ShadeTree Interface

This is how the program looks when you start up with a preloaded shader. The 'shader' is the collection of boxes all interconnected to form a visual program that defines the shader.

The Desk is where you connect operation boxes together to form your shader. Many examples are available to give you a starting point. You interconnect boxes by dragging connecting lines between the input and output buttons of the boxes. You can pan and zoom the desk around to view large layouts.

The Status Bar gives you general context-sensitive help, so that when you glide the mouse over boxes, you get help messages relevant for each box.

You bring down new boxes into the desk from the Desk Menu. For example, 'Math' contains only math-related operations. 'Patterns' contains prewritten fractal and noise patterns.

A Tool Bar lets you easily access operation boxes that you use frequently. You can re-program the Tool Bar to access your favorite operations.

The Slider Region contains 'sliders' that let you change the default values that are in the shader. When you select on a box, all of the inputs that are not connected come up as sliders. Sliders can be 'pinned' to make them remain up at all times, or 'stowed' to collapse them down.

The Freeze button lets you prevent sliders from appearing and disappearing as you select different boxes. This allows you to 'lasso' several boxes, without having sliders created for them.

This example shows a lava shader. Many example layouts, both simple and complex, are available to give shader authors a good starting point.

The author creates shaders by starting with an example shader layout, or by just jumping in with an empty desk.
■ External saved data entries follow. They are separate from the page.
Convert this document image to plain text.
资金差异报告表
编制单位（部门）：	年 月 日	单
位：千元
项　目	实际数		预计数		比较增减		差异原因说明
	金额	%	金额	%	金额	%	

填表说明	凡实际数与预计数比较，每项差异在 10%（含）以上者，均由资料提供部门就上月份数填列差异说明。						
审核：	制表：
Basically, the steps are:

By the way, this is what the above shader looks like when you hit 'render'..


An Operation Box

Here is a close up of 'plastic', on the desk at the center right. Values flow through the box from left to right...




Desk Sliders

             
	

These are the Desk Sliders for each of the unconnected input buttons on the desk. In this case, we're looking at the color sliders for the unconnected knot buttons (K1/K2/K3) on the 'spline' box, shown hilighted above. In this case, the sliders are set to pre-selected colors for the lava. You can scroll down to see the other buttons.



Render Options Editor

This is the Render Options Editor (ROE) for the lava shader. The editor is available from the main menu as Render->RenderOptions, and allows you to control various rendering options such as resolution, shading rate, object orientation, light positions, zoom, and buttons to invoke default or custom renders. (Custom render scripts let you invoke your own scenes to render)

To prevent the ROE from becoming too large, we hid some of the more advanced functions in the lower portion of the editor, which you can access by scrolling the editor down...

This is the lower section of the ROE, which lets you change the path to the custom render script, and lets you set frame ranges for rendering multiple frames.

Note that the ROE's window can also be resized, so you can make the window small, so you can just access the buttons you're interested in while taking up a minimum of screen space.